The only thing one has to judge by is their own experience, but I'd prefer not to judge 'a whole' by my personal expeirence (I do it without thinking and I'm attempting daily to rectify and stop that judgement in me). I cannot judge truth or right for myself save through reflection on my experience and whether I'm feeling content and generally happy.

It's all the church ever asked of me too really. But my head did gymnastics with fear and perceived judgement and I felt unworthy because I was unworthy (I had expereiences that showed it) well and I forgot to listen to the other part, the part where I was given and in Grace because God KNEW I couldn't get it right.

If I had your idea of church and AA I wouldn't be happy with them either.

I believe I see a different dimenson of Pastor Chase's conversion, I know what it feels like to have the fear taken in the moment God and I see eye to eye, and ... truth is, I found that the fears continue to dissipate as I continue to seek to be eye to eye with God.

It's a personal relationship thing, not an "I'm doing this cause I have to" thing. Where did the bible say you have to go to church every week? People interpret things every day. I believe the bible said the greatest commandment is to Love God with all your mind, heart and soul and love others as yourself or something very close to that (i'm not a biblical expert in fact ive only recently begun to read it with a clear head and relatively clean conscience about who I am and what I am capable of.

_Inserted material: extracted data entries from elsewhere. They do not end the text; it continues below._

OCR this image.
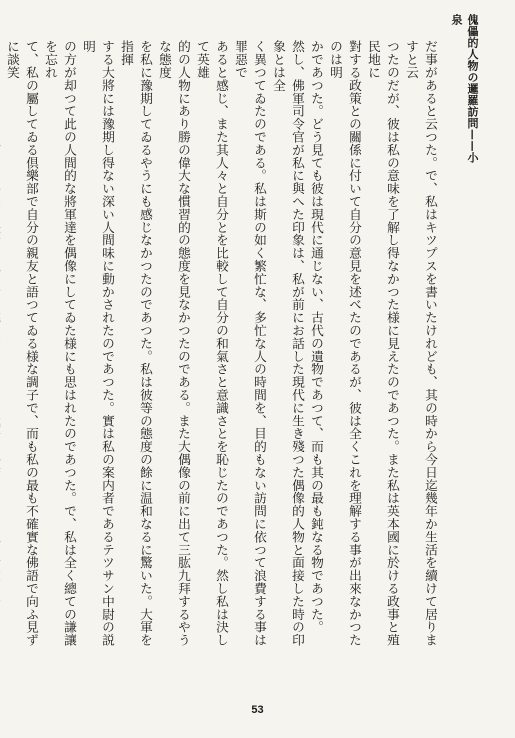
傀儡的人物の邏羅訪問——小泉
だ事があると云つた。で、私はキツプスを書いたけれども、其の時から今日迄幾年か生活を續けて居りますと云
つたのだが、彼は私の意味を了解し得なかつた様に見えたのであつた。また私は英本國に於ける政事と殖民地に
對する政策との關係に付いて自分の意見を述べたのであるが、彼は全くこれを理解する事が出來なかつたのは明
かであつた。どう見ても彼は現代に通じない、古代の遺物であつて、而も其の最も鈍なる物であつた。
然し、佛軍司令官が私に與へた印象は、私が前にお話した現代に生き殘つた偶像的人物と面接した時の印象とは全
く異つてゐたのである。私は斯の如く繁忙な、多忙な人の時間を、目的もない訪問に依つて浪費する事は罪惡で
あると感じ、また其人々と自分とを比較して自分の和氣さと意識さとを恥じたのであつた。然し私は決して英雄
的の人物にあり勝の偉大な慣習的の態度を見なかつたのである。また大偶像の前に出て三肱九拜するやうな態度
を私に豫期してゐるやうにも感じなかつたのであつた。私は彼等の態度の餘に温和なるに驚いた。大軍を指揮
する大將には豫期し得ない深い人間味に動かされたのであつた。實は私の案内者であるテツサン中尉の説明
の方が却つて此の人間的な將軍達を偶像にしてゐた様にも思はれたのであつた。で、私は全く總ての謙讓を忘れ
て、私の屬してゐる倶樂部で自分の親友と語つてゐる様な調子で、而も私の最も不確實な佛語で向ふ見ずに談笑
53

Going to church and meetings every week because if I don't people won't believe I'm saved is a problem for me, I would still be dominated by the world and what people think. That would be a true bummer. Thank God I don't have to think or feel like that ever again.

I go to church all the time too, not cause I "have to" or cause it looks good to others and they're ok with me (I think the rector of the church would agree my flaws show all the time precisely because I am an active participant in church). I go because I want to learn more of this freedom from judgement and the grace afforded to me through a one-on-one relationship with God.

This post you made was truly amazing, definately made me examine why I'm here and who I am

(I was raised in southern baptist church too) I'm glad the view from this age and experience i'm at now is different and that I don't have to be scared anymore.